A novel approach for the defluorination of groundwater using trivalent-metal hydroxide/bone-char composite adsorbent

Abstract

The adsorption capacity of trivalent-metal hydroxide-bone char composite (TMH/BC) for defluorination of ground water was investigated. The operating parameters for the bone char (BC) production process were optimized. The best adsorption efficiency of 88%, was recorded for the BC produced at 450 °C for 3 h of thermal treatment.
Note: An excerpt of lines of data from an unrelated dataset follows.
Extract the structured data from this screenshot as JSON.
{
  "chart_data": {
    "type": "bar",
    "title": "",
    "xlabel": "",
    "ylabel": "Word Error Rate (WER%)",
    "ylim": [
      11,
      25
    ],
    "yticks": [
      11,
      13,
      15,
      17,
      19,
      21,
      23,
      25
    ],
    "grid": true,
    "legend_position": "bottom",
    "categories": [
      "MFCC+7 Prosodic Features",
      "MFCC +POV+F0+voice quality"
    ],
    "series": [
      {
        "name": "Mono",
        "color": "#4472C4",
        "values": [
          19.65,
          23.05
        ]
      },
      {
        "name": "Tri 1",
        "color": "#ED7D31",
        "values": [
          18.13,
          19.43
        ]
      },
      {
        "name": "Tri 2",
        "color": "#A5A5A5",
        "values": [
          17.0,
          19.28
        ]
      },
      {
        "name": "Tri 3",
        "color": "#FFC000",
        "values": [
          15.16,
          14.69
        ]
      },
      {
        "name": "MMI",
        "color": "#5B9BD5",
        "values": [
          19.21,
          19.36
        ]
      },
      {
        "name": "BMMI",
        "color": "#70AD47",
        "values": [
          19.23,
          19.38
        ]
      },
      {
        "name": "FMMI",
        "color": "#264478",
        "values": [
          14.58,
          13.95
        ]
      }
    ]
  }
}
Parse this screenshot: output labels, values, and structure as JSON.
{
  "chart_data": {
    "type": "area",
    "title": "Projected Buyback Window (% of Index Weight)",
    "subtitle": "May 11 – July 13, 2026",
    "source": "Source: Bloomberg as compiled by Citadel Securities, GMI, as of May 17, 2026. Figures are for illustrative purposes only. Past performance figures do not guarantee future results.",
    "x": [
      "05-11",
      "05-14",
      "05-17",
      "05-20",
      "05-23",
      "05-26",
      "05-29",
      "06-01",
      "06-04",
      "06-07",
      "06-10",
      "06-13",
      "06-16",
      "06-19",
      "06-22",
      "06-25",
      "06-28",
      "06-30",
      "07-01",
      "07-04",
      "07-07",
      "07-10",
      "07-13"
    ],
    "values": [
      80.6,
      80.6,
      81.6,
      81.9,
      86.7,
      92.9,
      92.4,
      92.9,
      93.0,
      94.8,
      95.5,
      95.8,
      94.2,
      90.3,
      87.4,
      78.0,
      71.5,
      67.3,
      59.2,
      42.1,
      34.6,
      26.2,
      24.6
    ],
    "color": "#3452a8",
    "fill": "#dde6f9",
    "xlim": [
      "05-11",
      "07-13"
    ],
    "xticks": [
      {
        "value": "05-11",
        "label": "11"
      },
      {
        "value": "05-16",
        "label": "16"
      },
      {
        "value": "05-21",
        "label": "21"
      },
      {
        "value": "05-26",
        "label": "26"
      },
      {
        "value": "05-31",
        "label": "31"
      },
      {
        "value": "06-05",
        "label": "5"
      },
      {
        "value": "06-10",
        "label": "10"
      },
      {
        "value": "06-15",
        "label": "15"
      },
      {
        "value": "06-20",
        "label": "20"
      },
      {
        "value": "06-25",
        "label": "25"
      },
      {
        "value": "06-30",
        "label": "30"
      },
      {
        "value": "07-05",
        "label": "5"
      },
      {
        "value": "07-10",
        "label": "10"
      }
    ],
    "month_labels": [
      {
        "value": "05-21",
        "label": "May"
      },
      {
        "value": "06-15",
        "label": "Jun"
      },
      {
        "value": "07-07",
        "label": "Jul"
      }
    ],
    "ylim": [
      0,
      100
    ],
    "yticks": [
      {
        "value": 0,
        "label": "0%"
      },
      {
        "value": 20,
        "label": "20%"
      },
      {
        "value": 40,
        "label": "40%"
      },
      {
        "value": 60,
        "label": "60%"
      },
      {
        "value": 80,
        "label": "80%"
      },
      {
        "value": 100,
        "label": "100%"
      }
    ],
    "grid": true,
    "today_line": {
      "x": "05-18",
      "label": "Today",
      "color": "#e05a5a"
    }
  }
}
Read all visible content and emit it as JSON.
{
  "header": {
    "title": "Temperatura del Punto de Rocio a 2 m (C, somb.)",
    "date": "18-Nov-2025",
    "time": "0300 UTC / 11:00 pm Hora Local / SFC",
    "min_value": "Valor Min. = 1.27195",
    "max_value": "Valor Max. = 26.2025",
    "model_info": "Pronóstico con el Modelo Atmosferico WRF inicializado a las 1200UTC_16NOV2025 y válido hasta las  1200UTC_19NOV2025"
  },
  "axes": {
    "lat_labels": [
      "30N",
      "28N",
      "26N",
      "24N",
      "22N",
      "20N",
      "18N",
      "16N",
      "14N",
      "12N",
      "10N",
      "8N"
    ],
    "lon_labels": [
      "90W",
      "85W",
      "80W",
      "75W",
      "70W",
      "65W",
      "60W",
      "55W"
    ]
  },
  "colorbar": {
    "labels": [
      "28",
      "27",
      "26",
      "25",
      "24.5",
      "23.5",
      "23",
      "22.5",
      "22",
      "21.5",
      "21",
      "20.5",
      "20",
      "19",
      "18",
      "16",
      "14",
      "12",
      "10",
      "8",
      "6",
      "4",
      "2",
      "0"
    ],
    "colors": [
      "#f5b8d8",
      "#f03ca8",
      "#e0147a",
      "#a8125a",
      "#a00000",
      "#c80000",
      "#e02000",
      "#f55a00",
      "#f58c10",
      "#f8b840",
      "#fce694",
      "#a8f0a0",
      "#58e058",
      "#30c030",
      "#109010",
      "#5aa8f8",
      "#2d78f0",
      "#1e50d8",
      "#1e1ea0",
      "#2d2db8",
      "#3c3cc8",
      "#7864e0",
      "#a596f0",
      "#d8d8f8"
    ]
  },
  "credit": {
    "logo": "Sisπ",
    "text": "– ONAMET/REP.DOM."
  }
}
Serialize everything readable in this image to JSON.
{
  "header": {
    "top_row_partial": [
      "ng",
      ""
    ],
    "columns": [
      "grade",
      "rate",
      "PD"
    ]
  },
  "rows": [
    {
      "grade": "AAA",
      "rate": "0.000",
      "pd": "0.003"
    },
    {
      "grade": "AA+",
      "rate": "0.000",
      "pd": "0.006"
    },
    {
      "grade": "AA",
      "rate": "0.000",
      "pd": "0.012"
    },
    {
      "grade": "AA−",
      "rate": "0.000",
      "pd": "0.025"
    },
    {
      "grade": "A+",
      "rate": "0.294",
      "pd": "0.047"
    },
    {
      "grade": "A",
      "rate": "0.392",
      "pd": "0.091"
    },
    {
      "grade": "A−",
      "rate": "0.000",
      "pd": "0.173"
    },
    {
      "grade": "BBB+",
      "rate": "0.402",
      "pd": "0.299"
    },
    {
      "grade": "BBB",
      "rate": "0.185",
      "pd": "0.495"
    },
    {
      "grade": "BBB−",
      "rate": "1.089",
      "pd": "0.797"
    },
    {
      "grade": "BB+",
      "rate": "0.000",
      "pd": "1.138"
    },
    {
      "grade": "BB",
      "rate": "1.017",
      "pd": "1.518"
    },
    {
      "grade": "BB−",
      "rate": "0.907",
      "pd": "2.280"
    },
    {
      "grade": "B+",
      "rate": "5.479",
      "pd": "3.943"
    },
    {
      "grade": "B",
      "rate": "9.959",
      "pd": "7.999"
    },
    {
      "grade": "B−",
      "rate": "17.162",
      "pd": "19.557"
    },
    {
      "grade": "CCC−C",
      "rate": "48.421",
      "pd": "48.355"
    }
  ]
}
The BC impregnated in hydrated aluminum sulfate and coated with the trivalent metal oxide (Al(OH)3) showed higher fluoride removal efficiency of 99% compared to BC (88%) and hydroxyapatite (HAP) (87%). The SEM and EDS characterization for the modified BC confirmed the effect of thermal treatment and aluminum dispersion on the surface of the BC. The core elements determined in TMH/BC were calcium, carbon, phosphorus, oxygen, aluminum, and sodium. The fluoride was identified to be linked with the aluminum composites. The TMH/BC composite has improved specific surface area of 379 m2/g compared to GBC with 350.2 m2/g. The adsorption kinetic model of TMH/BC was fitted to the Temkin isotherm model while BC and HAP were fitted with Langmuir and Freundlich isotherms. Due to its higher adsorption ability compared to the tested adsorbents, TMH/BC was more suitable adsorbent to remove excess fluoride present in the groundwater.